All of Sophocles’ plays were, so far as we know, created for first performance at the Great Dionysia. Right from the beginning it seems that they were organized according to much the same programme as they continued to have during Sophocles’ time.8 A first day was given over to dithyrambs, a pre-dramatic form of choral poetry; and then three days were devoted to tragedy, with one tragedian putting on his work each day. This took the form of three tragedies followed by a satyr-play, all performed by the same team of actors and chorus.9 These were, as with so many occasions in ancient Greece, mounted as a competition. Quite highly organized conventions controlled the recruitment, financing, and status of the fifteen members of the chorus, who had to be Athenian citizens (they may have been twelve in early days). In Sophocles’ time there were three male actors (not necessarily Athenian), but in earlier times there had been only two. These took on all the individual roles between them, changing mask and costume as needed. The playwright himself was known as the didaskalos, the teacher, presumably because of his role in the development and rehearsal of the production.
The evidence seems firm that Sophocles composed between 120 and 130 plays over his long career. Supposing that these were all in sets of four for the Great Dionysia, he will have put on plays for some thirty-one annual festivals, in other words for about half of all those held over the course of his adult life. It is recorded that he won first prize on well over half of these occasions. Yet, of these many plays only seven tragedies have come down to us, and no complete satyr-plays.10 Most of his works evidently survived intact until about ad 200 or 300, but after that only the seven which we have continued to be much copied. They were selected for primarily educational purposes. Oedipus the King and Antigone were always his most famous plays; and they presumably account for the selection of Oedipus at Colonus as a kind of companion piece. It should be emphasized, though, that these three plays were not originally conceived of as a trilogy, nor performed as one. Aias and Electra were also widely read and performed from early days. We cannot really say, however, why the other two, Deianeira11 and Philoctetes were selected.
Scholars have not got very far with placing the seven surviving plays chronologically within Athenian history and Sophocles’ career. The only two with firm dates are from near the end: Philoctetes was first put on in 409, and Oedipus at Colonus only after his death. There are anecdotes which date Antigone to 442, but, while that date is not in itself implausible, the stories are probably fictional. Otherwise, internal evidence of style and technique offer little help, except to indicate that Electra was relatively late, probably after 420. It is quite likely that Deianeira, Antigone, and Aias were all first produced somewhere between 455 and 435, but this is far from sure; and scholarly studies suggest, though not firmly, that Oedipus the King was later than these other three plays, most likely dating from the 430s or 420s.

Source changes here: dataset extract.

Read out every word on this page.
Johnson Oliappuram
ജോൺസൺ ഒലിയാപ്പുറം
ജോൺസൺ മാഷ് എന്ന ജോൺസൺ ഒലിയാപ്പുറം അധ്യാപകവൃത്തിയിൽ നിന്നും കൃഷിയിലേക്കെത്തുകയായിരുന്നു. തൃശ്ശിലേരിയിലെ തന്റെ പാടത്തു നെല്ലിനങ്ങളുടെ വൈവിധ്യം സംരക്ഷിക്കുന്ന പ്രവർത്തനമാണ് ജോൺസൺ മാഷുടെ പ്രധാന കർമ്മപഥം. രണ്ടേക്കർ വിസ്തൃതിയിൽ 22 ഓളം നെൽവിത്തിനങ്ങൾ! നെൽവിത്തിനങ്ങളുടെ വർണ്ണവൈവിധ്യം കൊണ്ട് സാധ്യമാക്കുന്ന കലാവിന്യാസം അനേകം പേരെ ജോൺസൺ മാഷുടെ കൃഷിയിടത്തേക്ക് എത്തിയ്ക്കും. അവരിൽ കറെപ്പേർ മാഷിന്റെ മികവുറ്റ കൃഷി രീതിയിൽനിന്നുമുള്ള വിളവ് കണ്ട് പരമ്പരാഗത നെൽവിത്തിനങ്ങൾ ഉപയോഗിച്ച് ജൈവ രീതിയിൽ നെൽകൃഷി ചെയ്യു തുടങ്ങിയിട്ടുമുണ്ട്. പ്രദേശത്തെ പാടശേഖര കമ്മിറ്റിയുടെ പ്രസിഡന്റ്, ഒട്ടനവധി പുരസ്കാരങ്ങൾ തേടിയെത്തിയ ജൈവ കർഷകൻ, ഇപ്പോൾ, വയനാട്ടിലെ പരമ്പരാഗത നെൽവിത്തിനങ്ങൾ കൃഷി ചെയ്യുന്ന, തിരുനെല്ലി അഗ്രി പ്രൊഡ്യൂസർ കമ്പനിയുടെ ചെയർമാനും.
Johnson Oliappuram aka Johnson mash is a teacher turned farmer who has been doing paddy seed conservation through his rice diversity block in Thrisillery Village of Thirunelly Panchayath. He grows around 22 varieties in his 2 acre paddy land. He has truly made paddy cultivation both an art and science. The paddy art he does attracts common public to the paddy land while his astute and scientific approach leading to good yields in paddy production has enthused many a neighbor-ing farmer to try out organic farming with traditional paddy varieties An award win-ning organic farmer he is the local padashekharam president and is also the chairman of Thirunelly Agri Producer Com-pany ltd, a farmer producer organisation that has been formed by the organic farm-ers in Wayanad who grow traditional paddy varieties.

Biographers like to detect a progression in an artist’s oeuvre, and tend to order works in a sequence from juvenilia to high maturity to ‘last things’. But, apart from the two late works, which would have been probably dateable even without the external evidence, Sophocles generally denies us such progressions, whether naïve or sophisticated. So the three plays in this volume are not related by chronology or mind-set: in fact the main feature which they have in common is a central female character. In Deianeira and Antigone she is alive for only the first two-thirds of the play, but in both is clearly the most interesting character. Both Deianeira and Electra have the support of a sympathetic female chorus, but Antigone is more isolated with a chorus of Thebes elders. This division of Sophocles’ seven surviving plays between the two volumes is thus entirely editorial; but it does, at least, have more of a significant connection through gender than the standard gathering of so-called ‘Theban plays’.

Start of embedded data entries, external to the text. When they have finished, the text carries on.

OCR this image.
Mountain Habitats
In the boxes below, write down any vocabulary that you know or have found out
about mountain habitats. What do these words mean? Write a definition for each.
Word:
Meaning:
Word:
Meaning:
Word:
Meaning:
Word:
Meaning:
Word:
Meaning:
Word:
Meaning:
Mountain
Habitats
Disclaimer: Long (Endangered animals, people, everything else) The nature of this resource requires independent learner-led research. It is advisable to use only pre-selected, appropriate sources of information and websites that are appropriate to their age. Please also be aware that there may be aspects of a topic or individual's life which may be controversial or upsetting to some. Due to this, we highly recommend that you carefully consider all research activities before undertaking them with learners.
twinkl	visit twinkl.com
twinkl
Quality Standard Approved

One notion that sustains the fallacious image of Sophocles as some kind of rock-like monument (however ‘mellow’) is that his plots are driven by the inexorable will of the gods or by Fate. The audience knows the story already, this account goes, and helplessly watches them enact their predetermined doom, however much they may struggle against it. As the Prologue of Cocteau’s Oedipus play puts it, ‘Before you is a fully wound machine. Slowly its spring will unwind the entire span of a human life. It is one of the most perfect machines devised by the infernal gods for the mathematical annihilation of a mortal.’12 But on the human level Sophocles’ characters clearly determine their own fate; they are in no way mere pawns or puppets. And, in any case, the audience did not know the whole story already. This becomes clear if one takes a step back and looks at Tragedy as story-telling.
The fundamental revolution brought about by the invention of theatre in Athens was that the stories were told through enactment and embodiment without any narrative framing. The scene before the spectators became the world of the story, the actors became the agents, the chorus became participants integrated into that world. We take it for granted that the stories told in Greek tragedies were set back in the great ‘heroic’ age, the world that had already supplied epic poems for hundreds of years before. But when the Athenians first developed their new dramatic art-form, that would not have been the only possibility; they might, for example, have told stories of gods, or narratives drawn from more recent historical times.13 Yet, from its earliest stages tragedy settled on the old myths.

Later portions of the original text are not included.